Towards Smart Mining: An Integrated Process for High-Accuracy, High-Resolution, and Time-Lapse Geological Modeling

Smart mining integrates advanced geological, geophysical, and digital technologies—such as artificial intelligence (AI), the Internet of Things (IoT), robotics, and real-time monitoring—into traditional mining operations. This paradigm shift enhances efficiency, safety, and sustainability by enabling precise resource extraction, optimized resource management, and reduced environmental impact. As the mining industry faces challenges like resource depletion and environmental constraints, the adoption of smart mining methods becomes crucial for sustainable operations.

Central to smart mining is a high-accuracy, high-resolution, and time-lapse geological model (HHT geological model), which provides critical data for applications such as adaptive mining path planning, resource management, hazard assessment, and operational monitoring. Current geological models, while effective in some automated mining processes, lack dynamic coupling with mining equipment and disaster simulation tools, limiting their real-time applicability.

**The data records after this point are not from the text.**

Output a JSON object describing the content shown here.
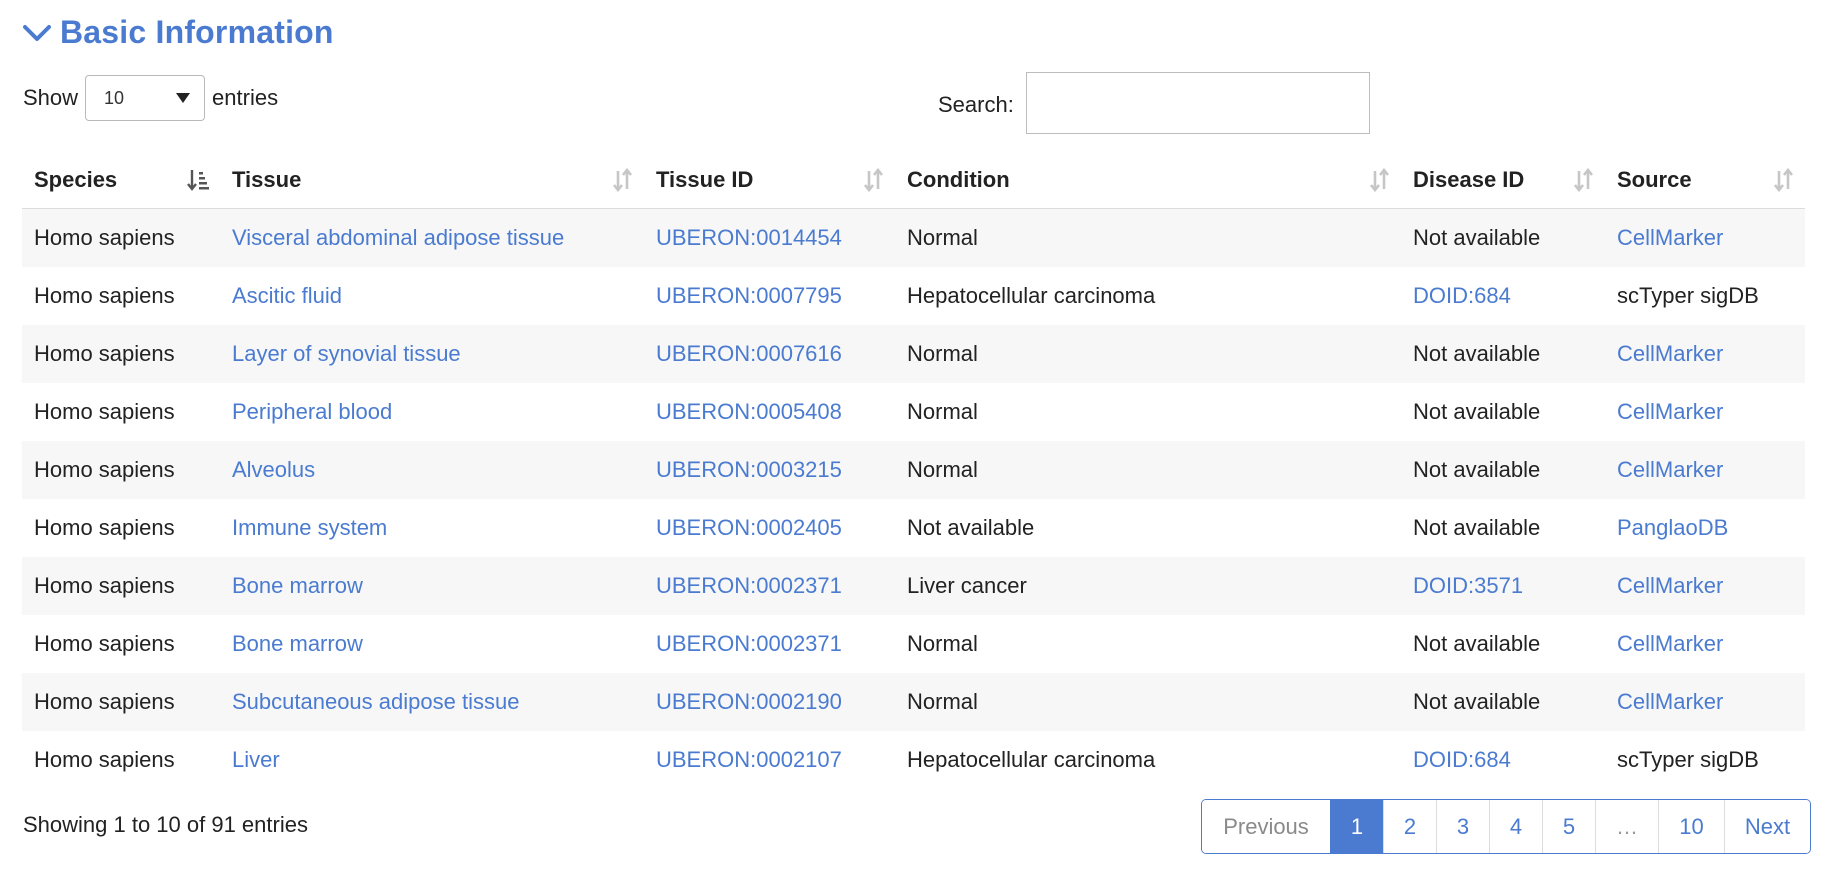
{
  "section": {
    "title": "Basic Information"
  },
  "length_control": {
    "show_label": "Show",
    "selected": "10",
    "entries_label": "entries"
  },
  "search": {
    "label": "Search:",
    "value": ""
  },
  "table": {
    "columns": [
      "Species",
      "Tissue",
      "Tissue ID",
      "Condition",
      "Disease ID",
      "Source"
    ],
    "rows": [
      [
        "Homo sapiens",
        "Visceral abdominal adipose tissue",
        "UBERON:0014454",
        "Normal",
        "Not available",
        "CellMarker"
      ],
      [
        "Homo sapiens",
        "Ascitic fluid",
        "UBERON:0007795",
        "Hepatocellular carcinoma",
        "DOID:684",
        "scTyper sigDB"
      ],
      [
        "Homo sapiens",
        "Layer of synovial tissue",
        "UBERON:0007616",
        "Normal",
        "Not available",
        "CellMarker"
      ],
      [
        "Homo sapiens",
        "Peripheral blood",
        "UBERON:0005408",
        "Normal",
        "Not available",
        "CellMarker"
      ],
      [
        "Homo sapiens",
        "Alveolus",
        "UBERON:0003215",
        "Normal",
        "Not available",
        "CellMarker"
      ],
      [
        "Homo sapiens",
        "Immune system",
        "UBERON:0002405",
        "Not available",
        "Not available",
        "PanglaoDB"
      ],
      [
        "Homo sapiens",
        "Bone marrow",
        "UBERON:0002371",
        "Liver cancer",
        "DOID:3571",
        "CellMarker"
      ],
      [
        "Homo sapiens",
        "Bone marrow",
        "UBERON:0002371",
        "Normal",
        "Not available",
        "CellMarker"
      ],
      [
        "Homo sapiens",
        "Subcutaneous adipose tissue",
        "UBERON:0002190",
        "Normal",
        "Not available",
        "CellMarker"
      ],
      [
        "Homo sapiens",
        "Liver",
        "UBERON:0002107",
        "Hepatocellular carcinoma",
        "DOID:684",
        "scTyper sigDB"
      ]
    ]
  },
  "footer": {
    "info": "Showing 1 to 10 of 91 entries"
  },
  "pagination": {
    "previous": "Previous",
    "pages": [
      "1",
      "2",
      "3",
      "4",
      "5",
      "…",
      "10"
    ],
    "active": "1",
    "next": "Next"
  },
  "colors": {
    "link": "#4a7bd0",
    "accent": "#4a7bd0",
    "row_stripe": "#f7f7f7"
  }
}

To address these limitations, we propose an integrated workflow to construct the HHT geological model: (1) Geophysical Exploration and Interpretation: Using multi-modal geophysical techniques (e.g., well logs, seismic surveys, transient electromagnetics), we invert geological properties (e.g., seismic impedance, wave speed, resistivity) and interpret structural features such as horizons, faults, voids, rock facies, and mineral boundaries. (2) Model Generation: Employing Triangulated Irregular Network (TIN) methods to create a detailed 3D geological framework. (3) Dynamic Updates via Continuous Monitoring: Utilizing data from seismic while mining (SWM), 4D seismic, and joint microseismic-electromagnetic monitoring to update the geological model as mining progresses.

The Key Innovations of our proposed workflow have three aspects: (1) we integrate geological, petrological, seismic, and electromagnetic data, combined with mining-induced seismic events, machinery running parameters, and video/image recognition technologies to enable high-resolution imaging and detection of coal seam thickness, fault zones, goaf areas, and subsidence columns, providing a comprehensive understanding of geological structures. (2) We apply Seismic While Mining (SWM) technology, which acquires continuous seismic data during mining operations, processed through reverse-time migration, cross-correlation, denoising, and source wavelet extraction, to dynamically image geological changes. A six-component seismometer further enhances constraints via virtual sonic well logging. (3) We apply the Real-time TIN regeneration method which incorporates the discrepancies between SWM-derived images and the prior model, ensuring accurate updates during mining.

We tested the platform in an underground coal mine near Erdos, Inner Mongolia, China, the SWM method successfully identified faults along a tunnel, later confirmed by mining reports. These results demonstrate the effectiveness of the integrated HHT geological model in revealing hidden geological features.

In conclusion, the HHT geological modeling is fundamental for realizing true smart mining. Merging multi-source geophysical data establishes a reliable seismic baseline, while the SWM system provides critical real-time monitoring of roof deformation, stress distribution, water infiltration, and rock bursts. The integration of these methods is essential to achieving a "transparent geological model" and advancing towards sustainable and intelligent mining practices.